Forum Moderators: open
I've tried controlling Google and other search engines with robots.txt. When I exclude the other pages, they don't spider them, but they do include them in the index with just the URL. Alternatively, I've tried META ROBOTS NOINDEX tags. That works a little better, but it wastes a lot of time and bandwidth as it still spiders the entire site. Also, the pages still appear as URL's for a while.
The only solution I see is to cloak. I can fairly easily detect the major spiders and remove the links on the page I serve them. For instance, I could change <a href="/bluewidgets.htm">blue widgets</a> to blue widgets.
Would Google frown on this? Is there any other solution without resorting to cloaking?
TIA!
Let me explain a little more about the pages that I'm wanting to hide from Google. My site sells several thousand widgets. Also available are several bundles where shoppers can choose a set number of widgets from a list of several hundred.
When shoppers look at the page for a specific bundle, I show the most popular widget available in the bundle first. This is the page I do want indexed.
If the shopper is looking at a specific widget that is available in a bundle, I provide a link to and try to upsell to the bundle. If they follow the link from a specific widget to a bundle, I assume that they're interested in that specific widget and change the display order of the widgets in the bundle to weight both the popularity and the relevance to the selected widget. As a result, there are several hundred variations on each bundle page. I don't want these variations indexed, as they are essentially just duplicate content (in a different order).
Similarly, I would like to hide the "add to cart" links from search engines. On each product page, I have several dozen different "add to cart" links for various configurations of each widget. I exclude those in robots.txt, but Google still adds them to the index as just URL's.
I would love to hear more opinions and perhaps even a more official answer from GoogleGuy.
This would be a very benign use of cloaking indeed. However, I can think of a better way to accomplish what you intend.
Why not simply deny access to bots on the pages you wish to exclude from the indexes?
You could do this via Mod_Rewrite. Test for the user agents you want to deny, then give them a Forbidden error whenever they try to access certain files. If you put a "marker" in the filename of the files you want excluded, such as a special string of characters you could write a regex for, it would be very easy to write your Mod_Rewrites.
The advantages of doing this are that it isn't cloaking at all (no possible penalties), use of bandwidth is limited (bots won't be spidering cloaked pages), and your pages you don't want indexed won't appear in the index at all. The disadvantage is... well I can think of any.
Dan
The things I've tried:
1) Excluding the pages in robots.txt. This is about the worst. They get added to the index as URL only pages.
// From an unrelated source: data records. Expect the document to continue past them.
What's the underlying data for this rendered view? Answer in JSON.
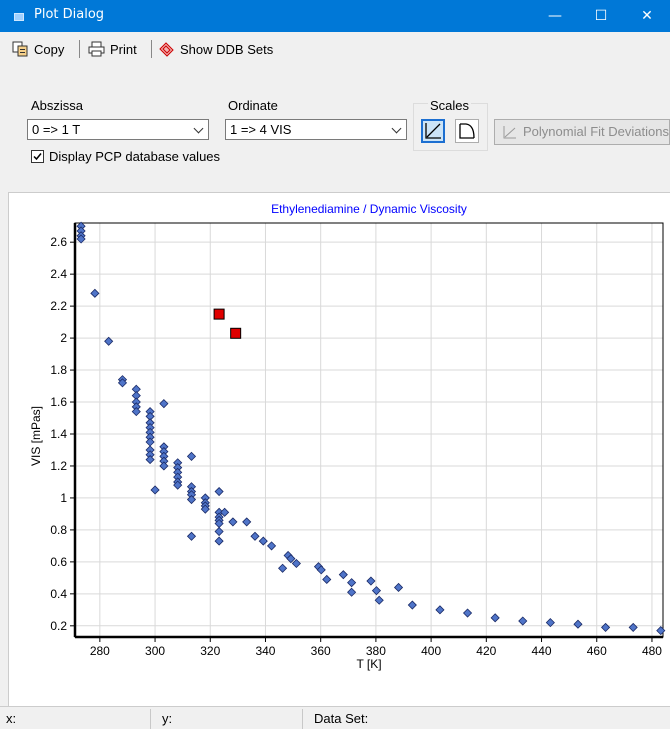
{
  "window": {
    "title": "Plot Dialog",
    "minimize": "—",
    "maximize": "☐",
    "close": "✕"
  },
  "toolbar": {
    "copy_label": "Copy",
    "print_label": "Print",
    "show_ddb_label": "Show DDB Sets"
  },
  "abszissa": {
    "label": "Abszissa",
    "value": "0 => 1 T"
  },
  "ordinate": {
    "label": "Ordinate",
    "value": "1 => 4 VIS"
  },
  "scales": {
    "label": "Scales"
  },
  "polyfit": {
    "label": "Polynomial Fit Deviations"
  },
  "display_pcp": {
    "label": "Display PCP database values",
    "checked": true
  },
  "colors": {
    "titlebar": "#0078d7",
    "plot_title": "#0000ff",
    "marker_fill": "#4f74c8",
    "pcp_fill": "#e00000"
  },
  "chart_data": {
    "type": "scatter",
    "title": "Ethylenediamine / Dynamic Viscosity",
    "xlabel": "T [K]",
    "ylabel": "VIS [mPas]",
    "xlim": [
      271,
      484
    ],
    "ylim": [
      0.13,
      2.72
    ],
    "xticks": [
      280,
      300,
      320,
      340,
      360,
      380,
      400,
      420,
      440,
      460,
      480
    ],
    "yticks": [
      0.2,
      0.4,
      0.6,
      0.8,
      1,
      1.2,
      1.4,
      1.6,
      1.8,
      2,
      2.2,
      2.4,
      2.6
    ],
    "grid": true,
    "series": [
      {
        "marker": "diamond",
        "points": [
          [
            273.2,
            2.7
          ],
          [
            273.2,
            2.67
          ],
          [
            273.2,
            2.64
          ],
          [
            273.2,
            2.62
          ],
          [
            278.2,
            2.28
          ],
          [
            283.2,
            1.98
          ],
          [
            288.2,
            1.74
          ],
          [
            288.2,
            1.72
          ],
          [
            293.2,
            1.68
          ],
          [
            293.2,
            1.64
          ],
          [
            293.2,
            1.6
          ],
          [
            293.2,
            1.57
          ],
          [
            293.2,
            1.54
          ],
          [
            298.2,
            1.54
          ],
          [
            298.2,
            1.51
          ],
          [
            298.2,
            1.47
          ],
          [
            298.2,
            1.44
          ],
          [
            298.2,
            1.41
          ],
          [
            298.2,
            1.38
          ],
          [
            298.2,
            1.35
          ],
          [
            298.2,
            1.3
          ],
          [
            298.2,
            1.27
          ],
          [
            298.2,
            1.24
          ],
          [
            300.0,
            1.05
          ],
          [
            303.2,
            1.59
          ],
          [
            303.2,
            1.32
          ],
          [
            303.2,
            1.29
          ],
          [
            303.2,
            1.26
          ],
          [
            303.2,
            1.23
          ],
          [
            303.2,
            1.2
          ],
          [
            308.2,
            1.22
          ],
          [
            308.2,
            1.19
          ],
          [
            308.2,
            1.16
          ],
          [
            308.2,
            1.13
          ],
          [
            308.2,
            1.1
          ],
          [
            308.2,
            1.08
          ],
          [
            313.2,
            1.26
          ],
          [
            313.2,
            1.07
          ],
          [
            313.2,
            1.04
          ],
          [
            313.2,
            1.02
          ],
          [
            313.2,
            0.99
          ],
          [
            313.2,
            0.76
          ],
          [
            318.2,
            1.0
          ],
          [
            318.2,
            0.97
          ],
          [
            318.2,
            0.95
          ],
          [
            318.2,
            0.93
          ],
          [
            323.2,
            1.04
          ],
          [
            323.2,
            0.91
          ],
          [
            323.2,
            0.88
          ],
          [
            323.2,
            0.86
          ],
          [
            323.2,
            0.84
          ],
          [
            323.2,
            0.79
          ],
          [
            323.2,
            0.73
          ],
          [
            325.2,
            0.91
          ],
          [
            328.2,
            0.85
          ],
          [
            333.2,
            0.85
          ],
          [
            336.2,
            0.76
          ],
          [
            339.2,
            0.73
          ],
          [
            342.2,
            0.7
          ],
          [
            346.2,
            0.56
          ],
          [
            348.2,
            0.64
          ],
          [
            349.2,
            0.62
          ],
          [
            351.2,
            0.59
          ],
          [
            359.2,
            0.57
          ],
          [
            360.2,
            0.55
          ],
          [
            362.2,
            0.49
          ],
          [
            368.2,
            0.52
          ],
          [
            371.2,
            0.47
          ],
          [
            371.2,
            0.41
          ],
          [
            378.2,
            0.48
          ],
          [
            380.2,
            0.42
          ],
          [
            381.2,
            0.36
          ],
          [
            388.2,
            0.44
          ],
          [
            393.2,
            0.33
          ],
          [
            403.2,
            0.3
          ],
          [
            413.2,
            0.28
          ],
          [
            423.2,
            0.25
          ],
          [
            433.2,
            0.23
          ],
          [
            443.2,
            0.22
          ],
          [
            453.2,
            0.21
          ],
          [
            463.2,
            0.19
          ],
          [
            473.2,
            0.19
          ],
          [
            483.2,
            0.17
          ]
        ]
      },
      {
        "marker": "square",
        "points": [
          [
            323.2,
            2.15
          ],
          [
            329.2,
            2.03
          ]
        ]
      }
    ]
  },
  "statusbar": {
    "x_label": "x:",
    "y_label": "y:",
    "dataset_label": "Data Set:"
  }
}
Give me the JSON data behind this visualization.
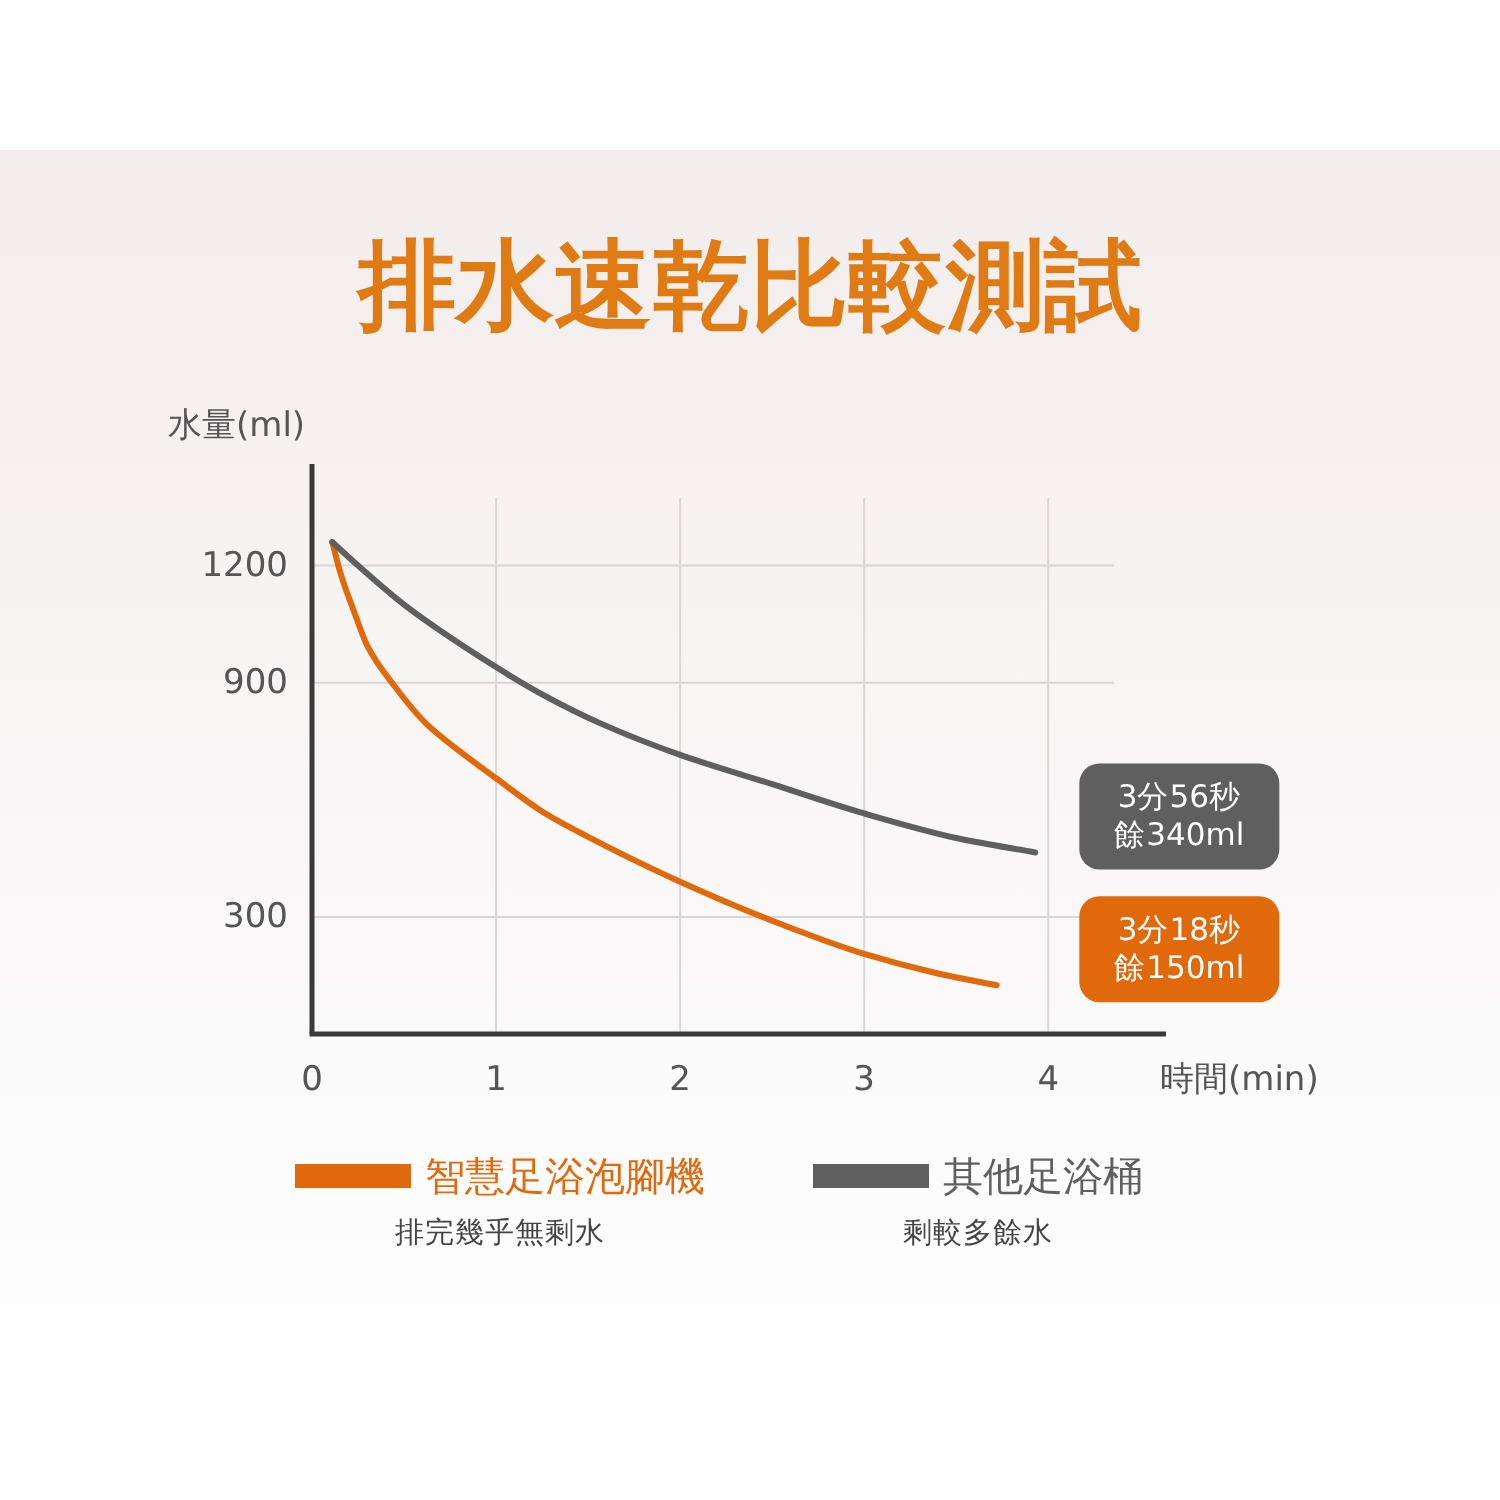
{
  "chart_data": {
    "type": "line",
    "title": "排水速乾比較測試",
    "xlabel": "時間(min)",
    "ylabel": "水量(ml)",
    "xlim": [
      0,
      4.64
    ],
    "xticks": [
      0,
      1,
      2,
      3,
      4
    ],
    "ylim": [
      0,
      1460
    ],
    "yticks": [
      300,
      900,
      1200
    ],
    "grid": true,
    "legend": "bottom",
    "line_style": "solid",
    "series": [
      {
        "name": "智慧足浴泡腳機",
        "color": "#e0690c",
        "x": [
          0.11,
          0.155,
          0.23,
          0.3,
          0.45,
          0.62,
          0.8,
          1.0,
          1.25,
          1.5,
          2.0,
          2.5,
          3.0,
          3.4,
          3.72
        ],
        "values": [
          1260,
          1180,
          1080,
          995,
          890,
          795,
          725,
          655,
          570,
          505,
          390,
          290,
          205,
          155,
          125
        ]
      },
      {
        "name": "其他足浴桶",
        "color": "#5f5f5f",
        "x": [
          0.11,
          0.25,
          0.5,
          1.0,
          1.25,
          1.57,
          2.0,
          2.5,
          3.0,
          3.52,
          3.93
        ],
        "values": [
          1260,
          1200,
          1100,
          940,
          870,
          795,
          715,
          640,
          565,
          500,
          465
        ]
      }
    ],
    "annotations": [
      "3分18秒餘150ml",
      "3分56秒餘340ml",
      "排完幾乎無剩水",
      "剩較多餘水"
    ]
  }
}
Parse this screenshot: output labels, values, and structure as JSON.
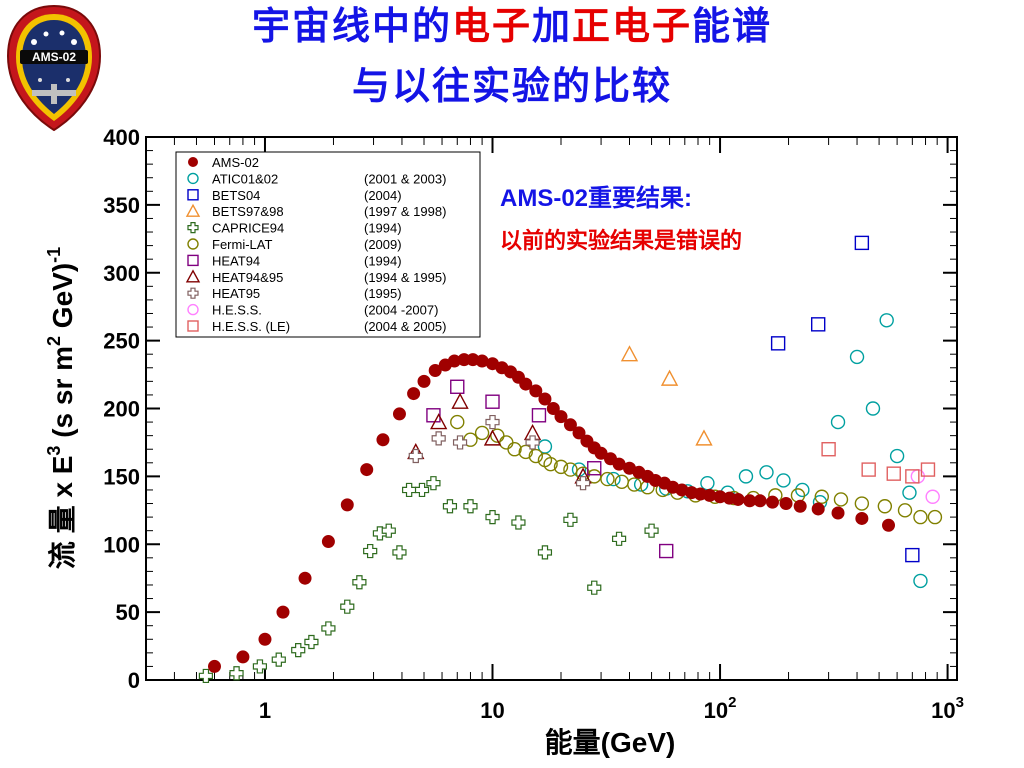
{
  "slide": {
    "title_parts": [
      {
        "text": "宇宙线中的",
        "color": "blue"
      },
      {
        "text": "电子",
        "color": "red"
      },
      {
        "text": "加",
        "color": "blue"
      },
      {
        "text": "正",
        "color": "red"
      },
      {
        "text": "电子",
        "color": "red"
      },
      {
        "text": "能谱",
        "color": "blue"
      }
    ],
    "subtitle": "与以往实验的比较",
    "logo_text": "AMS-02",
    "logo_ring_text": "Alpha Magnetic Spectrometer",
    "annotation_line1": "AMS-02重要结果:",
    "annotation_line2": "以前的实验结果是错误的"
  },
  "chart_data": {
    "type": "scatter",
    "x_scale": "log",
    "xlim": [
      0.3,
      1100
    ],
    "ylim": [
      0,
      400
    ],
    "xlabel": "能量(GeV)",
    "ylabel_parts": {
      "main": "流 量 x E",
      "exp1": "3",
      "mid": " (s sr m",
      "exp2": "2",
      "end": " GeV)",
      "exp3": "-1"
    },
    "y_ticks": [
      0,
      50,
      100,
      150,
      200,
      250,
      300,
      350,
      400
    ],
    "x_ticks": [
      {
        "value": 1,
        "base": "1",
        "exp": ""
      },
      {
        "value": 10,
        "base": "10",
        "exp": ""
      },
      {
        "value": 100,
        "base": "10",
        "exp": "2"
      },
      {
        "value": 1000,
        "base": "10",
        "exp": "3"
      }
    ],
    "legend_position": "top-left",
    "series": [
      {
        "name": "AMS-02",
        "years": "",
        "marker": "dot",
        "color": "#a00000",
        "points": [
          [
            0.6,
            10
          ],
          [
            0.8,
            17
          ],
          [
            1,
            30
          ],
          [
            1.2,
            50
          ],
          [
            1.5,
            75
          ],
          [
            1.9,
            102
          ],
          [
            2.3,
            129
          ],
          [
            2.8,
            155
          ],
          [
            3.3,
            177
          ],
          [
            3.9,
            196
          ],
          [
            4.5,
            211
          ],
          [
            5.0,
            220
          ],
          [
            5.6,
            228
          ],
          [
            6.2,
            232
          ],
          [
            6.8,
            235
          ],
          [
            7.5,
            236
          ],
          [
            8.2,
            236
          ],
          [
            9,
            235
          ],
          [
            10,
            233
          ],
          [
            11,
            230
          ],
          [
            12,
            227
          ],
          [
            13,
            223
          ],
          [
            14,
            218
          ],
          [
            15.5,
            213
          ],
          [
            17,
            207
          ],
          [
            18.5,
            200
          ],
          [
            20,
            194
          ],
          [
            22,
            188
          ],
          [
            24,
            182
          ],
          [
            26,
            176
          ],
          [
            28,
            171
          ],
          [
            30,
            167
          ],
          [
            33,
            163
          ],
          [
            36,
            159
          ],
          [
            40,
            156
          ],
          [
            44,
            153
          ],
          [
            48,
            150
          ],
          [
            52,
            147
          ],
          [
            57,
            145
          ],
          [
            62,
            142
          ],
          [
            68,
            140
          ],
          [
            75,
            138
          ],
          [
            82,
            137
          ],
          [
            90,
            136
          ],
          [
            100,
            135
          ],
          [
            110,
            134
          ],
          [
            120,
            133
          ],
          [
            135,
            132
          ],
          [
            150,
            132
          ],
          [
            170,
            131
          ],
          [
            195,
            130
          ],
          [
            225,
            128
          ],
          [
            270,
            126
          ],
          [
            330,
            123
          ],
          [
            420,
            119
          ],
          [
            550,
            114
          ]
        ]
      },
      {
        "name": "ATIC01&02",
        "years": "(2001 & 2003)",
        "marker": "circle",
        "color": "#00a0a0",
        "points": [
          [
            17,
            172
          ],
          [
            24,
            155
          ],
          [
            34,
            148
          ],
          [
            45,
            144
          ],
          [
            58,
            141
          ],
          [
            72,
            139
          ],
          [
            88,
            145
          ],
          [
            108,
            138
          ],
          [
            130,
            150
          ],
          [
            160,
            153
          ],
          [
            190,
            147
          ],
          [
            230,
            140
          ],
          [
            275,
            131
          ],
          [
            330,
            190
          ],
          [
            400,
            238
          ],
          [
            470,
            200
          ],
          [
            540,
            265
          ],
          [
            600,
            165
          ],
          [
            680,
            138
          ],
          [
            760,
            73
          ]
        ]
      },
      {
        "name": "BETS04",
        "years": "(2004)",
        "marker": "square",
        "color": "#0000c8",
        "points": [
          [
            180,
            248
          ],
          [
            270,
            262
          ],
          [
            420,
            322
          ],
          [
            700,
            92
          ]
        ]
      },
      {
        "name": "BETS97&98",
        "years": "(1997 & 1998)",
        "marker": "triangle",
        "color": "#f09030",
        "points": [
          [
            40,
            240
          ],
          [
            60,
            222
          ],
          [
            85,
            178
          ]
        ]
      },
      {
        "name": "CAPRICE94",
        "years": "(1994)",
        "marker": "cross",
        "color": "#2e6b1e",
        "points": [
          [
            0.55,
            3
          ],
          [
            0.75,
            5
          ],
          [
            0.95,
            10
          ],
          [
            1.15,
            15
          ],
          [
            1.4,
            22
          ],
          [
            1.6,
            28
          ],
          [
            1.9,
            38
          ],
          [
            2.3,
            54
          ],
          [
            2.6,
            72
          ],
          [
            2.9,
            95
          ],
          [
            3.2,
            108
          ],
          [
            3.5,
            110
          ],
          [
            3.9,
            94
          ],
          [
            4.3,
            140
          ],
          [
            4.9,
            140
          ],
          [
            5.5,
            145
          ],
          [
            6.5,
            128
          ],
          [
            8,
            128
          ],
          [
            10,
            120
          ],
          [
            13,
            116
          ],
          [
            17,
            94
          ],
          [
            22,
            118
          ],
          [
            28,
            68
          ],
          [
            36,
            104
          ],
          [
            50,
            110
          ]
        ]
      },
      {
        "name": "Fermi-LAT",
        "years": "(2009)",
        "marker": "circle",
        "color": "#808000",
        "points": [
          [
            7,
            190
          ],
          [
            8,
            177
          ],
          [
            9,
            182
          ],
          [
            10.5,
            180
          ],
          [
            11.5,
            175
          ],
          [
            12.5,
            170
          ],
          [
            14,
            168
          ],
          [
            15.5,
            165
          ],
          [
            17,
            162
          ],
          [
            18,
            159
          ],
          [
            20,
            157
          ],
          [
            22,
            155
          ],
          [
            25,
            152
          ],
          [
            28,
            150
          ],
          [
            32,
            148
          ],
          [
            37,
            146
          ],
          [
            42,
            144
          ],
          [
            48,
            142
          ],
          [
            56,
            140
          ],
          [
            65,
            138
          ],
          [
            78,
            136
          ],
          [
            95,
            135
          ],
          [
            115,
            134
          ],
          [
            140,
            134
          ],
          [
            175,
            136
          ],
          [
            220,
            136
          ],
          [
            280,
            135
          ],
          [
            340,
            133
          ],
          [
            420,
            130
          ],
          [
            530,
            128
          ],
          [
            650,
            125
          ],
          [
            760,
            120
          ],
          [
            880,
            120
          ]
        ]
      },
      {
        "name": "HEAT94",
        "years": "(1994)",
        "marker": "square",
        "color": "#800080",
        "points": [
          [
            5.5,
            195
          ],
          [
            7,
            216
          ],
          [
            10,
            205
          ],
          [
            16,
            195
          ],
          [
            28,
            156
          ],
          [
            58,
            95
          ]
        ]
      },
      {
        "name": "HEAT94&95",
        "years": "(1994 & 1995)",
        "marker": "triangle",
        "color": "#800000",
        "points": [
          [
            4.6,
            168
          ],
          [
            5.8,
            190
          ],
          [
            7.2,
            205
          ],
          [
            10,
            178
          ],
          [
            15,
            182
          ],
          [
            25,
            150
          ]
        ]
      },
      {
        "name": "HEAT95",
        "years": "(1995)",
        "marker": "cross",
        "color": "#806060",
        "points": [
          [
            4.6,
            165
          ],
          [
            5.8,
            178
          ],
          [
            7.2,
            175
          ],
          [
            10,
            190
          ],
          [
            15,
            175
          ],
          [
            25,
            145
          ]
        ]
      },
      {
        "name": "H.E.S.S.",
        "years": "(2004 -2007)",
        "marker": "circle",
        "color": "#ff80ff",
        "points": [
          [
            740,
            150
          ],
          [
            860,
            135
          ]
        ]
      },
      {
        "name": "H.E.S.S. (LE)",
        "years": "(2004 & 2005)",
        "marker": "square",
        "color": "#e06060",
        "points": [
          [
            300,
            170
          ],
          [
            450,
            155
          ],
          [
            580,
            152
          ],
          [
            700,
            150
          ],
          [
            820,
            155
          ]
        ]
      }
    ]
  }
}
Google never spiders the page, so it never gets removed.
2) Blocking the pages with <META NAME="robots" CONTENT="NOINDEX">. This is not too bad, but is very wasteful of bandwidth. When Google finds a link to the page, they add it as a URL only page. When they get around to spidering it and see NOINDEX, they remove it.
3) Blocking access to the page through mod_rewrite (as you suggested) or similar methods. This is better on bandwidth, but still wastes the spider's time. When Google finds a link to the page, they add it as a URL only page. When they get around to spidering it and are unable to access it, they remove it.
All these URL only pages really add up for me. I have thousands of pages that I want indexed, but I have tens of thousands of other pages that are a waste for Googlebot to try to index. I have to believe that at some point Google will say "90% of the pages we try to index on his site aren't indexable. We'll focus our spidering efforts on other sites." I'd rather turn Google loose on just the pages I know they would want to see and not have them waste processing time, bandwidth, index storage space, etc.